The highly indebted and loss-making Uttar Pradesh Power Corporation has written to the ministry of power requesting fresh loans of Rs 5,000 crore...
The highly indebted and loss-making Uttar Pradesh Power Corporation has written to the ministry of power requesting fresh loans of Rs 5,000 crore for the current fiscal and a similar amount for FY17.
“Since banks are not providing any funds to discoms, cash management has become a big problem,” chairman of UPPCL Sanjay Agarwal has written, also outlining a viability plan for the corporation.
The letter says UP discoms are saddled with loans of about Rs 41,000 crore, including Rs 15,840 crore of the balance of loans outstanding as on March 31, 2012. “The interest payout on these loans is about Rs 5,500 crore. This means that out of the operational loss, almost 50% is contributed by the interest alone. This has increased the COS by about 60 paisa per unit,” the letter notes.
The UP government has said that since the discoms are still in losses, paying interest and principal has become difficult. However, the moratorium for loans outstanding on March 31, 2012, and also the loans taken in 2012-13 is over and the repayment of principal has started. With banks recovering their interest and principal repayment from the escrow account, discoms are left with little cash to pay for power purchase and meet their other expenses, the letter notes.
As per the earlier FRP, after FY15, the entire operational loss of discoms is to be funded by the state , but the state government’s finances are already under stress due to taking over of past short-term liabilities and also the funding of operational losses in the last three years.
The letter goes on to add that in UP there are about 65 lakh rural consumers, who are mostly unmetered. “It is difficult to control AT&C losses in rural area in the absence of meters. Rural metering has been started but it would take at least two years to cover the entire state. The state government is providing subsidy for rural supply at reduced rates but in the absence of accurate data of consumption in rural areas, the subsidy is based on estimates and does not cover the actual loss to discoms,” it says, adding that while the discoms have been regularly filing tariff petitions and ARR since FY13 and have been asking for increase in tariff to bridge the gap between COS and ARR, the UPERC, unfortunately, has not allowed adequate tariff increase in the last two years.

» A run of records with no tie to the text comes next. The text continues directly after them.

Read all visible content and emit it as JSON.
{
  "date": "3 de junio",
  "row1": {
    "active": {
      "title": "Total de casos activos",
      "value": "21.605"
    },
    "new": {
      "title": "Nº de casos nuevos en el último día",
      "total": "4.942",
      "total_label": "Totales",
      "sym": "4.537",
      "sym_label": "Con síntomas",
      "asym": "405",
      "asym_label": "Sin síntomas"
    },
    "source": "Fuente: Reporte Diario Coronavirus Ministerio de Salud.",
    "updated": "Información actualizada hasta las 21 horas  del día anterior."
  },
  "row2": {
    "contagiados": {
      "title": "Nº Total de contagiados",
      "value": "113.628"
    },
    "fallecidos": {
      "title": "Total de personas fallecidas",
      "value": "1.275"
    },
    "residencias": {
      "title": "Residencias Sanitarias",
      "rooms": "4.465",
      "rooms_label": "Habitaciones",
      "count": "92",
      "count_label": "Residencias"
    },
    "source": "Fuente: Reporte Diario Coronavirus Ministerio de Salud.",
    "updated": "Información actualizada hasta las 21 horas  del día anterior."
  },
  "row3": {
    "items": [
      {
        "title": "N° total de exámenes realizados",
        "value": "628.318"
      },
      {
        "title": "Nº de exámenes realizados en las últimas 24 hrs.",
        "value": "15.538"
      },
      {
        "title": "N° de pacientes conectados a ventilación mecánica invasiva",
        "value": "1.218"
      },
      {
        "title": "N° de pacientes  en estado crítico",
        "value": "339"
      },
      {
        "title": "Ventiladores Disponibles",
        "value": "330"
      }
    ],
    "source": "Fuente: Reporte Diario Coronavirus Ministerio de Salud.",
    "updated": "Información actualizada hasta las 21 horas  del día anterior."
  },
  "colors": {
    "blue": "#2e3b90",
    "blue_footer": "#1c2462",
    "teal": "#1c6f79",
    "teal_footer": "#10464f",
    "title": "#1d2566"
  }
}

“Since the tariff orders were also issued quite late, the effective increase for the year became negligible. The true ups were filed up to 2012-13 and regulatory assets of about Rs 18,000 crore were accepted but the regulatory surcharge allowed is so low that the regulatory assets would be recovered over a period of 15-18 years,” it adds.

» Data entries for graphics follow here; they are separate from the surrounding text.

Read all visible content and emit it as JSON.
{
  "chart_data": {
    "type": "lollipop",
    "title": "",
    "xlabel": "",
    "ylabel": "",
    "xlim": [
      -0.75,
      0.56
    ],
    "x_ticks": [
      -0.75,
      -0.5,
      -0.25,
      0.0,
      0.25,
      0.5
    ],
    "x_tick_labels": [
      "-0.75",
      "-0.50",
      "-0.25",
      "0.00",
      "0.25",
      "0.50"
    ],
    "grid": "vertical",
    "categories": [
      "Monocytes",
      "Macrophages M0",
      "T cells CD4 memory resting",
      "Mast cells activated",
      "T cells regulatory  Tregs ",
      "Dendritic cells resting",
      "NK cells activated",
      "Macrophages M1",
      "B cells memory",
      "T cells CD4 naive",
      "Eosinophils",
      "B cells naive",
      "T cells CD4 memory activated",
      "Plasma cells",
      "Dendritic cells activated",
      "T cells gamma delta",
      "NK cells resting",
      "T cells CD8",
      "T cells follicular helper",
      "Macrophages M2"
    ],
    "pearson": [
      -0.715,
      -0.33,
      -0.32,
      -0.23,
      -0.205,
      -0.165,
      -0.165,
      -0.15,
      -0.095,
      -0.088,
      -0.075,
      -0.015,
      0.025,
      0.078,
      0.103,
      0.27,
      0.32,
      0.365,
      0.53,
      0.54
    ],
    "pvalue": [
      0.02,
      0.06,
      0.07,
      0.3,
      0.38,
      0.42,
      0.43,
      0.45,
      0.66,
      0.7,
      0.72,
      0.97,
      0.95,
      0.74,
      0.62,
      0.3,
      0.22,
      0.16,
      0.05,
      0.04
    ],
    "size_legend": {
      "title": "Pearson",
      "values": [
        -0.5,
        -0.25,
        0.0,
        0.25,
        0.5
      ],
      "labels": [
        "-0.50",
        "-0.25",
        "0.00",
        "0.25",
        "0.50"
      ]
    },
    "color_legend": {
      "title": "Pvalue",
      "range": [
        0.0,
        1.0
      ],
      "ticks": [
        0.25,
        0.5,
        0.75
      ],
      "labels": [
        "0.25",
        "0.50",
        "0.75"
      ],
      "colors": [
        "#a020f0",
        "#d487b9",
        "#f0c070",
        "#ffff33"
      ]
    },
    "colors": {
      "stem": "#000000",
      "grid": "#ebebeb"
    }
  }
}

Giving specific proposals to help rectify the situation, the letter says that liquidation of loan liabilities is the major necessity.

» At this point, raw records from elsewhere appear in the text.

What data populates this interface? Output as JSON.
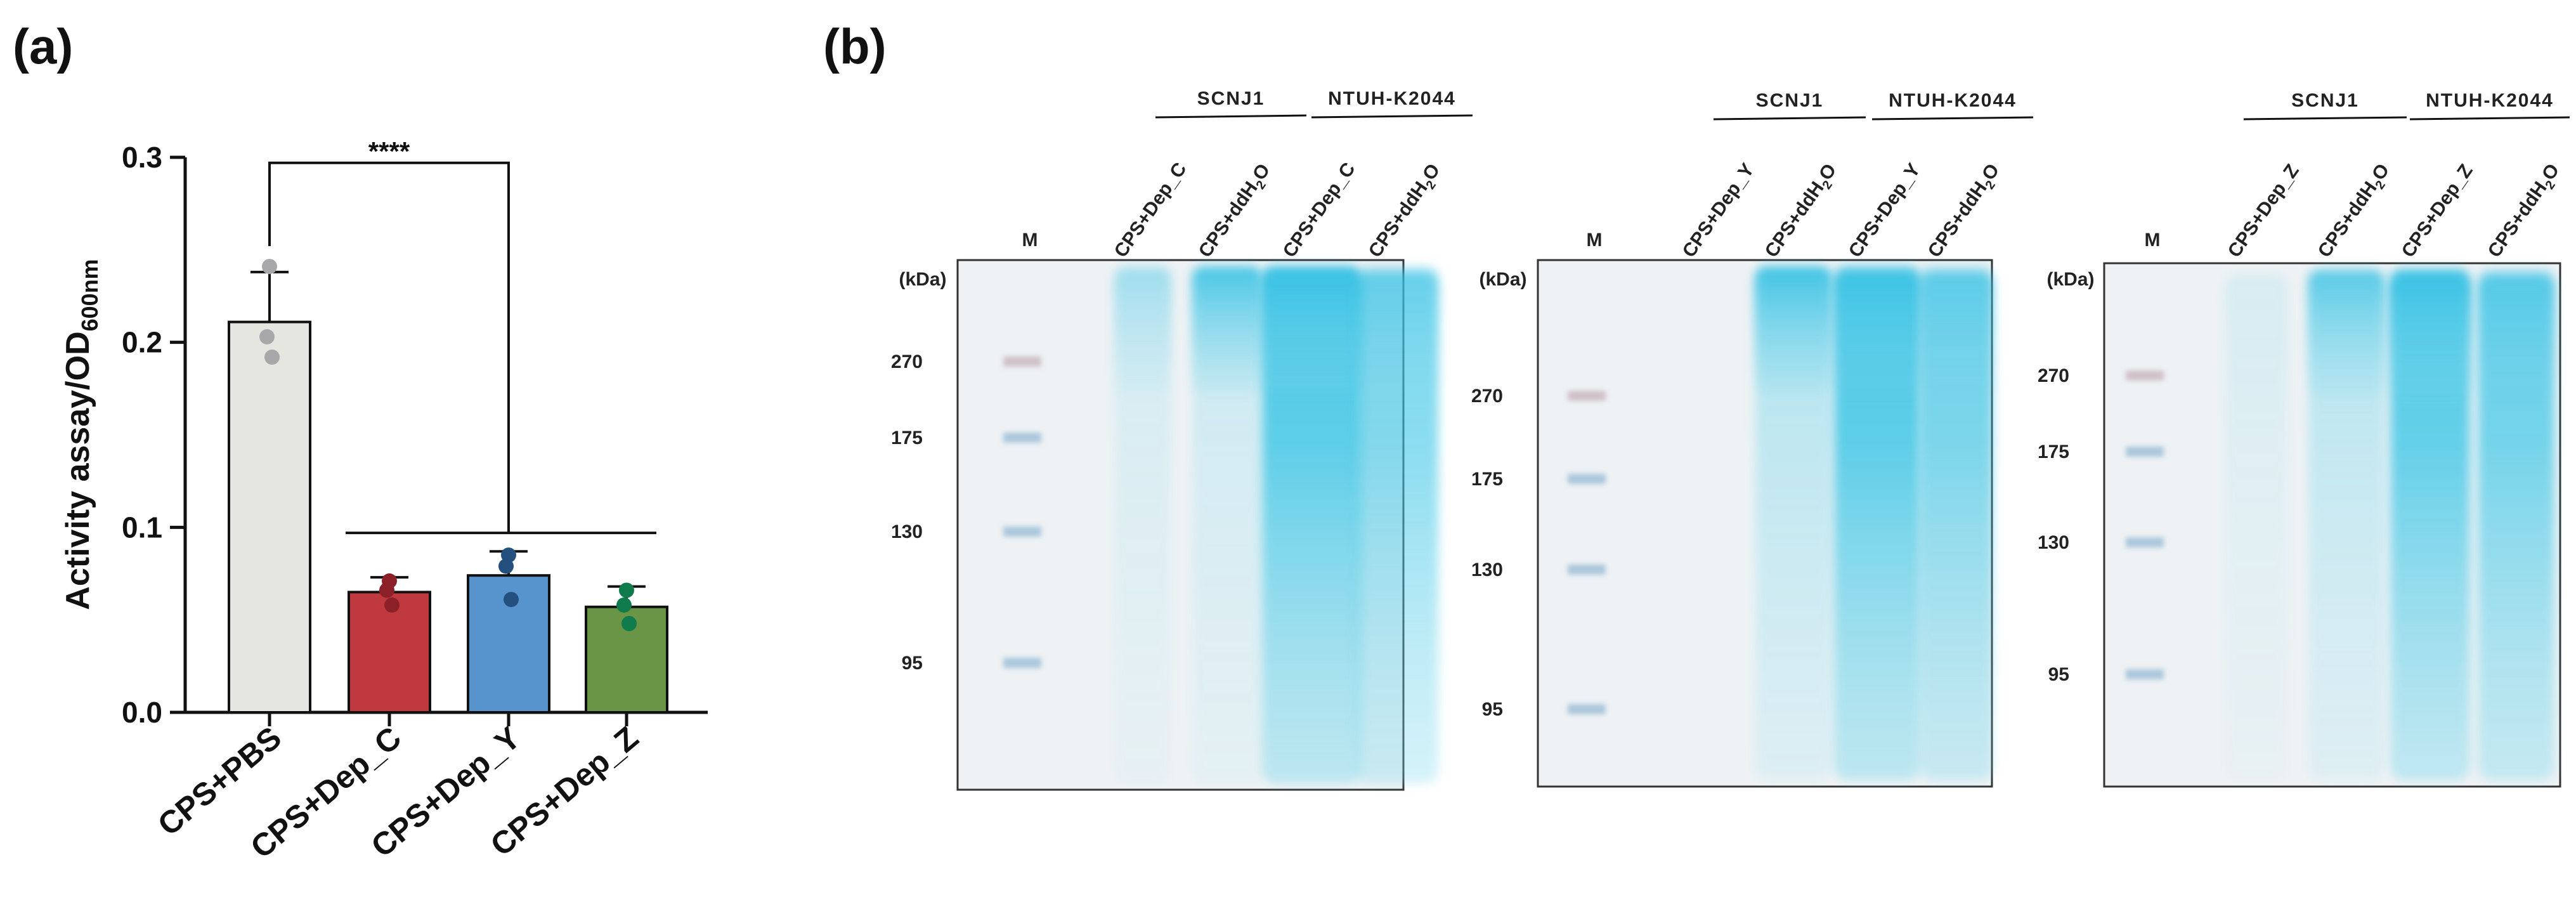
{
  "panels": {
    "a_label": "(a)",
    "b_label": "(b)"
  },
  "chart_data": {
    "type": "bar",
    "categories": [
      "CPS+PBS",
      "CPS+Dep_C",
      "CPS+Dep_Y",
      "CPS+Dep_Z"
    ],
    "values": [
      0.211,
      0.065,
      0.074,
      0.057
    ],
    "errors": [
      0.027,
      0.008,
      0.013,
      0.011
    ],
    "points": [
      [
        0.241,
        0.203,
        0.192
      ],
      [
        0.071,
        0.066,
        0.058
      ],
      [
        0.085,
        0.079,
        0.061
      ],
      [
        0.066,
        0.058,
        0.048
      ]
    ],
    "bar_colors": [
      "#e6e6e1",
      "#c0393f",
      "#5793cd",
      "#6a9446"
    ],
    "point_colors": [
      "#a8a8ab",
      "#8b2029",
      "#23507e",
      "#0f7a4b"
    ],
    "ylabel_main": "Activity assay/OD",
    "ylabel_sub": "600nm",
    "xlabel": "",
    "ylim": [
      0,
      0.3
    ],
    "yticks": [
      "0.0",
      "0.1",
      "0.2",
      "0.3"
    ],
    "significance": "****",
    "grid": false
  },
  "gels": [
    {
      "group_labels": [
        "SCNJ1",
        "NTUH-K2044"
      ],
      "marker_label": "M",
      "lane_labels": [
        "CPS+Dep_C",
        "CPS+ddH2O",
        "CPS+Dep_C",
        "CPS+ddH2O"
      ],
      "unit_label": "(kDa)",
      "markers": [
        "270",
        "175",
        "130",
        "95"
      ]
    },
    {
      "group_labels": [
        "SCNJ1",
        "NTUH-K2044"
      ],
      "marker_label": "M",
      "lane_labels": [
        "CPS+Dep_Y",
        "CPS+ddH2O",
        "CPS+Dep_Y",
        "CPS+ddH2O"
      ],
      "unit_label": "(kDa)",
      "markers": [
        "270",
        "175",
        "130",
        "95"
      ]
    },
    {
      "group_labels": [
        "SCNJ1",
        "NTUH-K2044"
      ],
      "marker_label": "M",
      "lane_labels": [
        "CPS+Dep_Z",
        "CPS+ddH2O",
        "CPS+Dep_Z",
        "CPS+ddH2O"
      ],
      "unit_label": "(kDa)",
      "markers": [
        "270",
        "175",
        "130",
        "95"
      ]
    }
  ],
  "colors": {
    "stain": "#3ec6e6",
    "gel_bg": "#eef2f4",
    "marker_band": "#9fbfd8",
    "marker_270": "#c9b9bf"
  }
}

Apart from this, the letter underlines issues such as admissibility of incentive on reduction of AT&C losses, interest subsidy on loans taken for meeting operational losses, regulatory issues, etc., and in the end seeks immediate financial help. Confirming that a letter has been dispatched to the Centre, a senior official of UPPCL told FE that while the Centre formulated the FRP in October 2012, it became operational in July 2013 and the period of FRP ended in March 2015. “So the discoms virtually got less than two years’ time to eliminate losses,” he said.